Christians in Israel mark Easter in destroyed village
Surrounded by spring flowers and the ruins of their family homes near Israel's border with Lebanon, Christians gathered Friday to ensure their Easter traditions survive decades after the destruction of their village.
There had been doubts the pilgrimage would happen at all after militants in Lebanon and the Israeli military had traded fire across the nearby frontier hours earlier.
But as people burned incense beside their relatives' tombs, Father Souhail Khoury recounted the importance his community attached to returning to the Palestinian village of Iqrit.
"All the families of our village and their children come here on Good Friday to visit (our loved ones buried here) and our parents and to pray," he said at the village cemetery, as people laid flowers.
Khoury said the descendants of Iqrit were keeping their customs in the hope that it would become a habit for residents "to return to their land".
The cemetery and a hilltop church are all that remain of Iqrit, whose residents were forced to leave by the army months after the 1948 creation of Israel which sparked a war.
Despite a 1951 supreme court ruling that residents should be allowed to return, Israel's military demolished their homes on Christmas Eve the same year.
The stones of ruined houses are still visible, amid grass and yellow flowers dotting the landscape.
"We're here in our village, but we're refugees in our nation," the priest said.
Khoury led the congregation of a few dozen, from young children to the elderly, in prayer beside their family tombs.

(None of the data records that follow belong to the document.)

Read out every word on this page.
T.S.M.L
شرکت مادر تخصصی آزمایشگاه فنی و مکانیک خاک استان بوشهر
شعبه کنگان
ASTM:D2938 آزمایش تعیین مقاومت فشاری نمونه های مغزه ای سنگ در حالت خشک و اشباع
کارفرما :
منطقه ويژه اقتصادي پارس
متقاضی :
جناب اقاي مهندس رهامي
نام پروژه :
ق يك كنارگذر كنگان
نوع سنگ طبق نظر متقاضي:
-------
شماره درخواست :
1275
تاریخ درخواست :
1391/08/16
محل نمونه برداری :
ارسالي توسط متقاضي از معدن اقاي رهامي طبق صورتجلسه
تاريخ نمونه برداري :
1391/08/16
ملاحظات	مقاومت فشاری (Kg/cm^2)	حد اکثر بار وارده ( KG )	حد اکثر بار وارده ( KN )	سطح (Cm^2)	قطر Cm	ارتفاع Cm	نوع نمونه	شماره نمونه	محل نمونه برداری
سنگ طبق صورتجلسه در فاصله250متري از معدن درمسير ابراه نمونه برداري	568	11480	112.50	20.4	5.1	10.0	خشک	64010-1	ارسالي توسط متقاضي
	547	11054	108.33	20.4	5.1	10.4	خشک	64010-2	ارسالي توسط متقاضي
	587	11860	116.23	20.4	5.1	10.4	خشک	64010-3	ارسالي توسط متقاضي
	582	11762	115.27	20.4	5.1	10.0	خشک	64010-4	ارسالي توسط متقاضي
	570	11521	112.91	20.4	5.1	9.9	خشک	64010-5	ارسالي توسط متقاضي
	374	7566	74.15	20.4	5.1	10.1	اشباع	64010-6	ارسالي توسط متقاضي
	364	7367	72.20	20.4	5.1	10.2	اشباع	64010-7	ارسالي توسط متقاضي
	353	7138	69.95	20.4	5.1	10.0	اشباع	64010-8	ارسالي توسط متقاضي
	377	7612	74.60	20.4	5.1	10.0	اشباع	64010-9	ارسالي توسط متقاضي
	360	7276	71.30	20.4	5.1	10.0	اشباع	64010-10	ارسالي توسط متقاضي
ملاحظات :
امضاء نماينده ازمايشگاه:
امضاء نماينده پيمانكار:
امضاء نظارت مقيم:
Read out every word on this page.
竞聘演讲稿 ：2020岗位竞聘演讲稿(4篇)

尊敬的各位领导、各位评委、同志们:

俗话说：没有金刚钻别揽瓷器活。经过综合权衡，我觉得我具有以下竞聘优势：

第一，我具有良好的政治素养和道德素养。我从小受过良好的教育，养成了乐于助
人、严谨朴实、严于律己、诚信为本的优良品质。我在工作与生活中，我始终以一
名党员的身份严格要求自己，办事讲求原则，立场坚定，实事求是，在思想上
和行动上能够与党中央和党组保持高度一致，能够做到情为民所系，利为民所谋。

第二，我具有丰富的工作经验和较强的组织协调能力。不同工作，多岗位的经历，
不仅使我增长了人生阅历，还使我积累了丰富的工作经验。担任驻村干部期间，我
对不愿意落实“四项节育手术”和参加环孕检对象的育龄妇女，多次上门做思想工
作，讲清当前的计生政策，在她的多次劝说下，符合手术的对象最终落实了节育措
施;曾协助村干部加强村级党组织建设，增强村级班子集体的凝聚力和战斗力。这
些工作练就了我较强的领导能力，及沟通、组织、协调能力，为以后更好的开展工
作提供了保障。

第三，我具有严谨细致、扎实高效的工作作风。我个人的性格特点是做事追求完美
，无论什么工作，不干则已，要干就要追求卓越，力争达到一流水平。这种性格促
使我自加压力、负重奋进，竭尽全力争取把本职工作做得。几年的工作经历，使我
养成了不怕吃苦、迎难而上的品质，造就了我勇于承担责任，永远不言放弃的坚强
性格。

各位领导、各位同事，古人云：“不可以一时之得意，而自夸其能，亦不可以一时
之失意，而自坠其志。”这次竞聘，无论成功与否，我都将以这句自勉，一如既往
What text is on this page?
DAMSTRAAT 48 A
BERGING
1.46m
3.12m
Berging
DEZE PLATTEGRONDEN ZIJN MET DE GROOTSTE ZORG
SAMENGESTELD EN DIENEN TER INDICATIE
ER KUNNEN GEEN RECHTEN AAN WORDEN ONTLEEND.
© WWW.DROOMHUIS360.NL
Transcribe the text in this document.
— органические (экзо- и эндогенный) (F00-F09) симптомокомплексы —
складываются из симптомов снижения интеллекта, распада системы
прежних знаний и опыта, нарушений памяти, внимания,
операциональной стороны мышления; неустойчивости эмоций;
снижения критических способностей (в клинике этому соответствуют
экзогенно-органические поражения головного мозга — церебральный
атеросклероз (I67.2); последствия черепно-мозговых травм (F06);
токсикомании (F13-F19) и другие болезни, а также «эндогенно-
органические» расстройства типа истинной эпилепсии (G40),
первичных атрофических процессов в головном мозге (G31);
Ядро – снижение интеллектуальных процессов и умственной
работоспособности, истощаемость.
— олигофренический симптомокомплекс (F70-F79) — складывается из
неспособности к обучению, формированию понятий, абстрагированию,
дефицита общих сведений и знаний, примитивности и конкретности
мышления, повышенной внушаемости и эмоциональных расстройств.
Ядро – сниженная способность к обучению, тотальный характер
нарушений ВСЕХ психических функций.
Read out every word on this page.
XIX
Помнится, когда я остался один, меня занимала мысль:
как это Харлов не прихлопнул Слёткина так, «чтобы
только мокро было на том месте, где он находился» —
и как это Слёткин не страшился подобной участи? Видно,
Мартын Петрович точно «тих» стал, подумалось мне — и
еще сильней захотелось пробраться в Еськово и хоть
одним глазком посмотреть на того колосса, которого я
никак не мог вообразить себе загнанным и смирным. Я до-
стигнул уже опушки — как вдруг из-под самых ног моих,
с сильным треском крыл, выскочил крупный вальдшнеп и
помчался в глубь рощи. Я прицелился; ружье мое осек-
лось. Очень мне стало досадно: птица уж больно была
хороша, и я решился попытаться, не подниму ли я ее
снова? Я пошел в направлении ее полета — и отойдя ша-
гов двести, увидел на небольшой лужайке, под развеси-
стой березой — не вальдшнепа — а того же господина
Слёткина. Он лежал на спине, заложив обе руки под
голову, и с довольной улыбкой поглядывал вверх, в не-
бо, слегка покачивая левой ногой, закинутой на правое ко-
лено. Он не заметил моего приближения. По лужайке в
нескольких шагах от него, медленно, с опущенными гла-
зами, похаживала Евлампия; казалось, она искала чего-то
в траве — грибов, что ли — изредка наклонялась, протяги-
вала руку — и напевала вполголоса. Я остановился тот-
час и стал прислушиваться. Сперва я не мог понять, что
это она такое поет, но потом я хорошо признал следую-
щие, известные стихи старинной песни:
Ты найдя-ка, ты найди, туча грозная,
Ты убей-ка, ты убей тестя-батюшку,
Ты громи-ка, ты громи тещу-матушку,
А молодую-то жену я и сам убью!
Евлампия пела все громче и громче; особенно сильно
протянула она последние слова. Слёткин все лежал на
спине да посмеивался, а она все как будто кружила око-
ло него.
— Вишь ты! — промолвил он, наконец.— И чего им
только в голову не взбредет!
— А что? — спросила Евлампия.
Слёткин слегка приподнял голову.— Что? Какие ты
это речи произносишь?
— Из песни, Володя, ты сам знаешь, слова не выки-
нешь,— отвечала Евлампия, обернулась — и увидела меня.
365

Congregant Ziyad Hanna said the crowd had put aside fears created by the recent bombardment to visit Iqrit.
"We went through a very delicate situation... But the majority of people, despite that, come to fulfil their duties and meet each other and to continue this process and this tradition," said the computer scientist.
"We feel proud to be part of and associated with our village and our heritage," he told AFP.
- 'Discover our history' -
Hundreds of villages were destroyed during the Nakba, or catastrophe, which marks the expulsion of more than 760,000 Palestinians from their homes in 1948.
A book by Palestinian academic Walid Khalidi documented more than 400 destroyed or depopulated villages, while the Israeli organisation Zochrot recorded more than 600 localities.
But these events are "very much denied until now" in Israel, according to Rachel Beitarie, director of Zochrot which tries to raise awareness of the Nakba.
"Once you start seeing this, you can't unsee this," she said of the destroyed villages. "You see the remains everywhere."
Having failed repeatedly to win a remedy through the Israeli courts, the descendants of Iqrit instead travel there to celebrate Christian holidays, weddings, and burials.
Ranin Attallah, marking Good Friday in Iqrit, is one of those who has also camped beside the church.
"We always come here with the people of the village, always for a short period," said Attallah, 45, who works in education and has written poetry about the village.
"When we come here we bring (food), we sleep here, we go around, discover new things and discover our history," she added.
As the Iqrit community gathered, Christians in Jerusalem performed a procession through the Old City, retracing the steps they believe Jesus took before his crucifixion. In an Easter message, church leaders in the sacred city warned that Christians have become "targets of attacks" in the Holy Land.
Yaser al-Ayyash, a vicar from the Melkite denomination to which Iqrit residents belong, told AFP that Christian leaders were trying to support their communities in the face of such challenges.
"We have to continue with our traditions because it expresses our faith. It is a part of our faith, it is a part of the traditional life of the church here in Jerusalem, in the Holy Land," he said.
On the periphery of the Holy Land, the descendants of Iqrit are determined to celebrate each Easter.